À l’image des particuliers, les gouvernements peuvent s’adapter pendant une année ou deux en puisant dans leurs réserves, en réduisant leurs dépenses ou en souscrivant d’autres prêts. À la troisième année, les options deviennent cependant limitées. Dans notre Analyse trimestrielle des risques pays, nous avons révélé qu’un nombre grandissant de pays commencent à faire face à divers niveaux de surendettement. L’an dernier, plusieurs pays frontière – notamment le Sri Lanka, le Salvador et le Ghana – se sont retrouvés en défaut de paiement. Ce risque s’est accentué dans certaines économies plus grandes comme l’Égypte et le Pakistan.
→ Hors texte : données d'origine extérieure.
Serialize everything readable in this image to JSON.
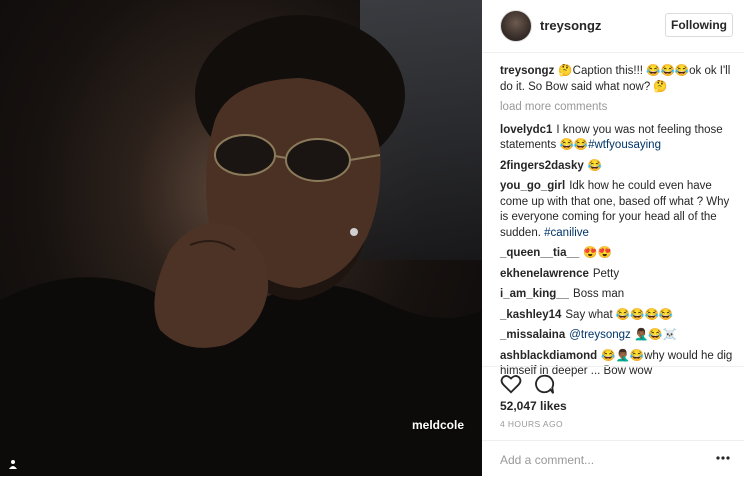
{
  "post": {
    "photo_credit": "meldcole",
    "author": "treysongz",
    "follow_label": "Following",
    "load_more": "load more comments",
    "likes": "52,047 likes",
    "time": "4 HOURS AGO",
    "add_comment_placeholder": "Add a comment..."
  },
  "comments": [
    {
      "user": "treysongz",
      "text": "🤔Caption this!!! 😂😂😂ok ok I'll do it. So Bow said what now? 🤔",
      "tag": ""
    },
    {
      "user": "lovelydc1",
      "text": "I know you was not feeling those statements 😂😂",
      "tag": "#wtfyousaying"
    },
    {
      "user": "2fingers2dasky",
      "text": "😂",
      "tag": ""
    },
    {
      "user": "you_go_girl",
      "text": "Idk how he could even have come up with that one, based off what ? Why is everyone coming for your head all of the sudden.",
      "tag": "#canilive"
    },
    {
      "user": "_queen__tia__",
      "text": "😍😍",
      "tag": ""
    },
    {
      "user": "ekhenelawrence",
      "text": "Petty",
      "tag": ""
    },
    {
      "user": "i_am_king__",
      "text": "Boss man",
      "tag": ""
    },
    {
      "user": "_kashley14",
      "text": "Say what 😂😂😂😂",
      "tag": ""
    },
    {
      "user": "_missalaina",
      "text": "",
      "tag": "@treysongz",
      "after": "🤦🏾‍♂️😂☠️"
    },
    {
      "user": "ashblackdiamond",
      "text": "😂🤦🏾‍♂️😂why would he dig himself in deeper ... Bow wow",
      "tag": ""
    }
  ]
}
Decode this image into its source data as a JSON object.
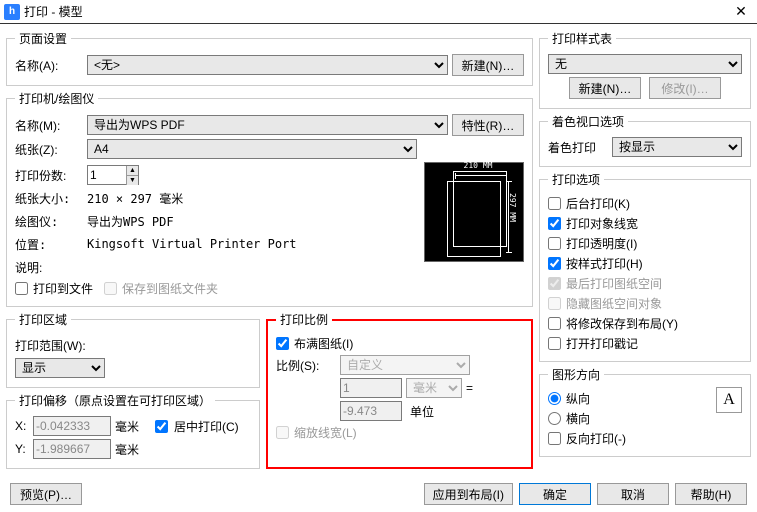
{
  "title": "打印 - 模型",
  "pageSetup": {
    "legend": "页面设置",
    "nameLabel": "名称(A):",
    "nameValue": "<无>",
    "newBtn": "新建(N)…"
  },
  "printer": {
    "legend": "打印机/绘图仪",
    "nameLabel": "名称(M):",
    "nameValue": "导出为WPS PDF",
    "propsBtn": "特性(R)…",
    "paperLabel": "纸张(Z):",
    "paperValue": "A4",
    "copiesLabel": "打印份数:",
    "copiesValue": "1",
    "sizeLabel": "纸张大小:",
    "sizeValue": "210 × 297 毫米",
    "plotterLabel": "绘图仪:",
    "plotterValue": "导出为WPS PDF",
    "locationLabel": "位置:",
    "locationValue": "Kingsoft Virtual Printer Port",
    "descLabel": "说明:",
    "toFile": "打印到文件",
    "saveSheet": "保存到图纸文件夹",
    "previewW": "210 MM",
    "previewH": "297 MM"
  },
  "area": {
    "legend": "打印区域",
    "rangeLabel": "打印范围(W):",
    "rangeValue": "显示"
  },
  "offset": {
    "legend": "打印偏移（原点设置在可打印区域）",
    "xLabel": "X:",
    "xValue": "-0.042333",
    "yLabel": "Y:",
    "yValue": "-1.989667",
    "unit": "毫米",
    "center": "居中打印(C)"
  },
  "scale": {
    "legend": "打印比例",
    "fit": "布满图纸(I)",
    "ratioLabel": "比例(S):",
    "ratioValue": "自定义",
    "num": "1",
    "numUnit": "毫米",
    "eq": "=",
    "den": "-9.473",
    "denUnit": "单位",
    "scaleLW": "缩放线宽(L)"
  },
  "styleTable": {
    "legend": "打印样式表",
    "value": "无",
    "newBtn": "新建(N)…",
    "editBtn": "修改(I)…"
  },
  "viewport": {
    "legend": "着色视口选项",
    "shadeLabel": "着色打印",
    "shadeValue": "按显示"
  },
  "options": {
    "legend": "打印选项",
    "background": "后台打印(K)",
    "lineweight": "打印对象线宽",
    "transparency": "打印透明度(I)",
    "byStyle": "按样式打印(H)",
    "lastSpace": "最后打印图纸空间",
    "hideSpace": "隐藏图纸空间对象",
    "saveLayout": "将修改保存到布局(Y)",
    "stamp": "打开打印戳记"
  },
  "orientation": {
    "legend": "图形方向",
    "portrait": "纵向",
    "landscape": "横向",
    "reverse": "反向打印(-)",
    "iconText": "A"
  },
  "footer": {
    "preview": "预览(P)…",
    "applyLayout": "应用到布局(I)",
    "ok": "确定",
    "cancel": "取消",
    "help": "帮助(H)"
  }
}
La notation des pays des Services économiques d’EDC rend compte de cette réalité puisqu’elle présente une nette hausse du nombre de pays exposés à un risque élevé de défaut au cours des prochaines années.

Et que font les entités souveraines lorsqu’elles sont confrontées à des difficultés économiques? En règle générale, elles tentent de  restructurer leurs obligations envers les créanciers en demandant une forte diminution de la valeur nominale du prêt ou un prolongement de son échéance. Elles se tournent aussi vers des créanciers publics comme le Fonds monétaire international (FMI), la Banque mondiale et le Club de Paris de créanciers bilatéraux en sollicitant un rééchelonnement de la dette ou tout simplement une remise de dette.
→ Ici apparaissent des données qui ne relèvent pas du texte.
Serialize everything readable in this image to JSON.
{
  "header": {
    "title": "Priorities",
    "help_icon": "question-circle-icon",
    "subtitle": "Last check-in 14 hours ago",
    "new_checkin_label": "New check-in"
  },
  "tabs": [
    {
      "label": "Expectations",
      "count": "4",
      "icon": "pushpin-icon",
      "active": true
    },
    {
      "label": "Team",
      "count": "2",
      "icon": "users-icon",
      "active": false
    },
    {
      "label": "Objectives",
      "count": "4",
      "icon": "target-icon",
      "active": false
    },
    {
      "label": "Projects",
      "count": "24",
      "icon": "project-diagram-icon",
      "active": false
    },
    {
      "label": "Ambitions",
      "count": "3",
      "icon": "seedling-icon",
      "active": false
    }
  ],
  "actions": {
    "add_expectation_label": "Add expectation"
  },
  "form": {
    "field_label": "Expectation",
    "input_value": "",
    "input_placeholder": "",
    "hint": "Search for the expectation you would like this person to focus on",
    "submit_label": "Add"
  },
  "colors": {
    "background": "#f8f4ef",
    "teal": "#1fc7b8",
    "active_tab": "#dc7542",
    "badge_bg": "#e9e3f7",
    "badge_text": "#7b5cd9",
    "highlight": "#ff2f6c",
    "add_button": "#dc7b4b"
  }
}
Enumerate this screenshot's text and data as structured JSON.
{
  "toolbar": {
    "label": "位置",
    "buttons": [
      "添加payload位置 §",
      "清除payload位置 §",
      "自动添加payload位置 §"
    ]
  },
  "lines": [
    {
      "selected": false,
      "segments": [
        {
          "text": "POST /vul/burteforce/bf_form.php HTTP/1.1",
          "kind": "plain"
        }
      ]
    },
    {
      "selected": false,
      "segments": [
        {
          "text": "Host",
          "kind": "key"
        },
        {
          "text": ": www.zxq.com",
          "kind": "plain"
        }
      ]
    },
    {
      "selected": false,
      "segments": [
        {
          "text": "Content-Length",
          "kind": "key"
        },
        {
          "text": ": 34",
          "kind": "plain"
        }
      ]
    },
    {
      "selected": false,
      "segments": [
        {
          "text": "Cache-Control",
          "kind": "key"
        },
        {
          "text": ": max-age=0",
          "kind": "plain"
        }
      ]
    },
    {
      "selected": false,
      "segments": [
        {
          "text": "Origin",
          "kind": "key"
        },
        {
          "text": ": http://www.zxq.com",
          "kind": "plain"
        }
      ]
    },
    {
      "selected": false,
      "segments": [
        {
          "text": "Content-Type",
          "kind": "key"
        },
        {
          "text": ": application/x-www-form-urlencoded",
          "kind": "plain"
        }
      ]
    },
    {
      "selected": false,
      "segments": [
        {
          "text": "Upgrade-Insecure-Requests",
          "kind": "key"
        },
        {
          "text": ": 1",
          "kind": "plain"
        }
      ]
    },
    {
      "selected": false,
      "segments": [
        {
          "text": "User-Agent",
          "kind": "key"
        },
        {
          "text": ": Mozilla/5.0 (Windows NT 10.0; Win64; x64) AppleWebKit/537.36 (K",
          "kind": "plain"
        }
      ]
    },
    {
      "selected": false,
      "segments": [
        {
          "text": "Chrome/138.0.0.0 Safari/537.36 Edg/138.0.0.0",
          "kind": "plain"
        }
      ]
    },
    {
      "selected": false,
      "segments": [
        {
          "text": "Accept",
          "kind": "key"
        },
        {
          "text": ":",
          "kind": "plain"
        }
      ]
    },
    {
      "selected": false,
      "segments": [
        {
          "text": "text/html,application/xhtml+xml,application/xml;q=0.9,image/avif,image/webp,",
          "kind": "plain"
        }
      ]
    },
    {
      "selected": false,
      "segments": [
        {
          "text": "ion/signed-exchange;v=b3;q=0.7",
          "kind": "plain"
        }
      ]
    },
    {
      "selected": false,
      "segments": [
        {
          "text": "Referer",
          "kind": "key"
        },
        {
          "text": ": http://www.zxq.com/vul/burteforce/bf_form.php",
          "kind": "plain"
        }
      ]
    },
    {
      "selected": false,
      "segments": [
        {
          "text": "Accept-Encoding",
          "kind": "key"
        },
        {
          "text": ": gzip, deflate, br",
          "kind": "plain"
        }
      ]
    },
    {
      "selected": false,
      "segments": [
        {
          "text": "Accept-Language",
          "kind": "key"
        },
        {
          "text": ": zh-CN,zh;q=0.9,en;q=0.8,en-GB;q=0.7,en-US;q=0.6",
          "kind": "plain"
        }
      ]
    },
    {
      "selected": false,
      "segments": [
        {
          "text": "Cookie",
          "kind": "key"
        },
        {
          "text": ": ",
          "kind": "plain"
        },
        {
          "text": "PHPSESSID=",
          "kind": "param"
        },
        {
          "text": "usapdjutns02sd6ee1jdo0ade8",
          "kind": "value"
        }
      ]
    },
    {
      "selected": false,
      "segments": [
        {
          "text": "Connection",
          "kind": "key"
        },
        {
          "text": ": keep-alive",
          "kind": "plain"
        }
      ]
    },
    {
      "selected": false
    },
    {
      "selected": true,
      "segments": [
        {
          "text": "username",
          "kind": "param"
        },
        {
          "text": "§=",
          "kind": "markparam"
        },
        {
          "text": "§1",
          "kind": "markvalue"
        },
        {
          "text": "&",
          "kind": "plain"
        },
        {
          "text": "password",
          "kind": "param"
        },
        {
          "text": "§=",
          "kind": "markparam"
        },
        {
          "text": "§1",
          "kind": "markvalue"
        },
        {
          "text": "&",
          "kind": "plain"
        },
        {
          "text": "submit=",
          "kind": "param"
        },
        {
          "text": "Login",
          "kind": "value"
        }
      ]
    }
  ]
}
Récemment, ce processus s’est allongé dans le temps en raison du changement de la composition des créanciers. La Chine, qui n’est pas un membre officiel du Club de Paris, est maintenant le principal prêteur souverain aux pays en développement. On le sait, la Chine privilégie une approche qui lui est propre et met de l’avant ses priorités. Les gouvernements font désormais de plus en plus appel aux marchés financiers internationaux pour combler leurs déficits budgétaires, souvent à des conditions beaucoup moins favorables que celles offertes par des créanciers officiels

Conclusion?

Malgré l’intensification du risque de crédit souverain et la complexité des mécanismes à la disposition des pays confrontés au surendettement, nous ne voyons aucune crise de la dette souveraine se profiler à l’horizon. En fait, les économies en développement sont dans une meilleure situation qu’au milieu des années 1990, soit lors de la dernière vague de défauts souverains. En surveillant de près l’évolution des finances publiques, les exportateurs canadiens pourront mieux concilier les risques et les incroyables débouchés qui s’offrent à eux dans les économies du monde affichant une rapide croissance.

Nous tenons à remercier chaleureusement Ian Tobman, gestionnaire du Centre d’information économique et politique.